Adeline Mesplié : News : Portrait 2

De retour du Sud-Ouest….

 

Adeline prend soin des êtres de chair et de papier.
Elle porte un regard toujours curieux sur le manuscrit qui lui arrive, qu’il soit édité à compte d’auteur ou par une grande maison, qu’il soit le fruit d’une impulsion ou l’oeuvre d’une vie, il arrive, tout simplement, un jour, sur son écran. Et à ce titre, il sera traité comme tous ses semblables, avec bienveillance et lucidité, avec le regard professionnel d’une enfant formée sur le tas.
Curieuse, mutine, elle va le lire, gentiment corriger quelques coquilles – il y en a toujours, c’est bizarre – se l’approprier suffisamment pour oser suggérer «Peut-être pourriez-vous…..? Sans doute serait-il souhaitable que….. ? » mais tout doucement, sans faire de bruit, ce n’est pas son rôle, ce n’est pas ce qu’on attend d’elle, ne pas outrepasser les règles, ne pas dépasser les bornes, mais c’est plus fort qu’elle, elle aime les belles choses, elle aime l’harmonie, elle aime le travail bien fait, alors elle rougit et murmure « j’aime votre livre, il est magnifique, je n’ai pas trouvé la moindre faute, c’est si rare ».
Entre ses mains expertes, le livre va soudain prendre une toute autre forme : épapillé, éclaté en mille pétales appliqués têtes en haut, têtes en bas, têtes bêches, sur de grandes feuilles de papier, le livre n’existe plus, le fil rouge est rompu, plus personne après elle ne saura à quoi il ressemble. Elle prépare le repas de l’ogre qui attend derrière la baie vitrée, l’ogre aux cent bouches, qui va avaler et recracher inlassablement le cyan, le jaune, le magenta et le noir, ces sources vives qui forment, subtilement dosées, les o et les a, les pleins et les déliés, les chairs offertes et les zones d’ombre.
Tout le monde l’attend au tournant, le coloriste, le coupeur, le plieur, le pelliculeur, le couseur, chacun attend la petite marque qu’elle a posée pour lui, l’empreinte qu’Adeline lui a laissé discrètement, pour qu’il sache se caler, comment agir en toute sécurité, comment aller plus vite sans se tromper et pouvoir rentrer chez lui, avec la conviction du travail bien fait.

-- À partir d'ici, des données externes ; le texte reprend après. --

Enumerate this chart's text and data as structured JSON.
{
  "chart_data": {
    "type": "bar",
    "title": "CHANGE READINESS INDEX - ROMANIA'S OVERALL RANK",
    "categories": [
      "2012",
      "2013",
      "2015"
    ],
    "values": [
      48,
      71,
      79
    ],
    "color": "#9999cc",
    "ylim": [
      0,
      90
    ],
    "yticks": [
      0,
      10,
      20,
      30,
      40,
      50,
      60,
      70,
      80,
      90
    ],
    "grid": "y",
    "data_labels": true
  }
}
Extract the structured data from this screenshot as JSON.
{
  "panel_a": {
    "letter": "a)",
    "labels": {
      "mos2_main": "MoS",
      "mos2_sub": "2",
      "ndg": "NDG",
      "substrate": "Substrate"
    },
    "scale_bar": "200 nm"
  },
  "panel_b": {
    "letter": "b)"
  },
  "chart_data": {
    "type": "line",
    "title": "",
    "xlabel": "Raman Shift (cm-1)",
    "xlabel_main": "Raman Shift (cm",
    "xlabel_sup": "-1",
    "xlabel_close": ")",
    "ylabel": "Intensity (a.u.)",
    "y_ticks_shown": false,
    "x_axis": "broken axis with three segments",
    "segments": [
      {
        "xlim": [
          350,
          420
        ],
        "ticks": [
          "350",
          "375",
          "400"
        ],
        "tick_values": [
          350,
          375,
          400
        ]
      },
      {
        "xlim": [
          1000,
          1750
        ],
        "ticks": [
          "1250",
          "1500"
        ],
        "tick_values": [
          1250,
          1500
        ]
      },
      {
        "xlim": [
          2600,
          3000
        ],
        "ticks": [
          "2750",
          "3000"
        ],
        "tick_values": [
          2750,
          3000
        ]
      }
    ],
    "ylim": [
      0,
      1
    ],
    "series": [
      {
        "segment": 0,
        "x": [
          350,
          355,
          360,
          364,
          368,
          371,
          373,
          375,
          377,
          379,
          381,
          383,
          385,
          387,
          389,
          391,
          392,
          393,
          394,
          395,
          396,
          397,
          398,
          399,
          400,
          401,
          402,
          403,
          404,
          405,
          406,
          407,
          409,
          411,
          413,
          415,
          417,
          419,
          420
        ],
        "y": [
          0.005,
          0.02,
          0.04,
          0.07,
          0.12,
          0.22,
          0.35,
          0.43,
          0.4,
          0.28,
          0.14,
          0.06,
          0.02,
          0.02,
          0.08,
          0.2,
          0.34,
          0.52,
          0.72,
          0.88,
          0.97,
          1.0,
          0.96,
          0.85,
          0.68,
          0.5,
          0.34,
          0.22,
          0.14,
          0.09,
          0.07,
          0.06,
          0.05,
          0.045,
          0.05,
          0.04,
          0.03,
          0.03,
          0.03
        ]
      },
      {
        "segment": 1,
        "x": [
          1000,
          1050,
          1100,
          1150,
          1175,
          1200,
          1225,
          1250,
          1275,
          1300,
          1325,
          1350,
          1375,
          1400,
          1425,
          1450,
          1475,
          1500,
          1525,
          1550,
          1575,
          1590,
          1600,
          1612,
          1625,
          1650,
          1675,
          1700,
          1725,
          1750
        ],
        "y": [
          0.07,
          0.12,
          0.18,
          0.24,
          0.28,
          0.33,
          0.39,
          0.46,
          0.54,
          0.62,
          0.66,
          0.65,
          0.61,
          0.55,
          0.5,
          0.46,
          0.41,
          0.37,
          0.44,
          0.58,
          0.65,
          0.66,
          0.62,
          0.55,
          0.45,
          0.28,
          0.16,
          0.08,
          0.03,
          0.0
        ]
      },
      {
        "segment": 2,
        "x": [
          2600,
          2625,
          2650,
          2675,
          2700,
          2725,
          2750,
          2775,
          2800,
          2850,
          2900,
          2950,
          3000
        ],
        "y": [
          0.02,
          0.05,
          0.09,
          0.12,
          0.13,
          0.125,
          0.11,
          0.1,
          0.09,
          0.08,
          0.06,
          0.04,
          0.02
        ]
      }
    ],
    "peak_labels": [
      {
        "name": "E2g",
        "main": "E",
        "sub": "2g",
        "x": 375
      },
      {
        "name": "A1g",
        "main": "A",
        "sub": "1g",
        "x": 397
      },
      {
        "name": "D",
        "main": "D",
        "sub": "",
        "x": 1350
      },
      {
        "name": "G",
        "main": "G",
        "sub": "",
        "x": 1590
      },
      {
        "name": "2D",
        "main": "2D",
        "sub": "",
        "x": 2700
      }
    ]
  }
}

Tout le monde attend derrière la baie vitrée, dans le bruit infernal des presses, dans la chaleur des séchoirs, dans l’odeur tenace des encres, dans les micro poussières qui envahissent les cerveaux, dans l’air acide, jamais changé parce que ça tourne, ça tourne, sans répit, nuit et jour, jour et nuit «vous savez combien ça coûte une heure de ces machines ?»

 

Je n’écoute pas, je cherche juste à respirer par petites touches dans ce bruit assourdissant, je suis concentrée sur les épreuves, je veux que les tableaux de Hovhannès soient les plus près possibles des tableaux de Hovhannès, je veux que les contours soient nets, les contrastes justes, la douceur palpable.
Je veux que l’odeur de l’encre s’en aille, je veux que le bruit des machines cesse, je veux que tous ces hommes et toutes ces femmes qui participent à ce projet se sentent appartenir à ma famille, je veux leur dédicacer un jour à chacun un exemplaire de mon livre, de cet objet auquel ils ont participé, sans le savoir, chacun dans son compartiment, soucieux du suivant, rattrapant déjà quelque chose du précédent, concentré sur son métier, inconscient du résultat attendu, de mon impatience, de mon inquiétude, de mon désir.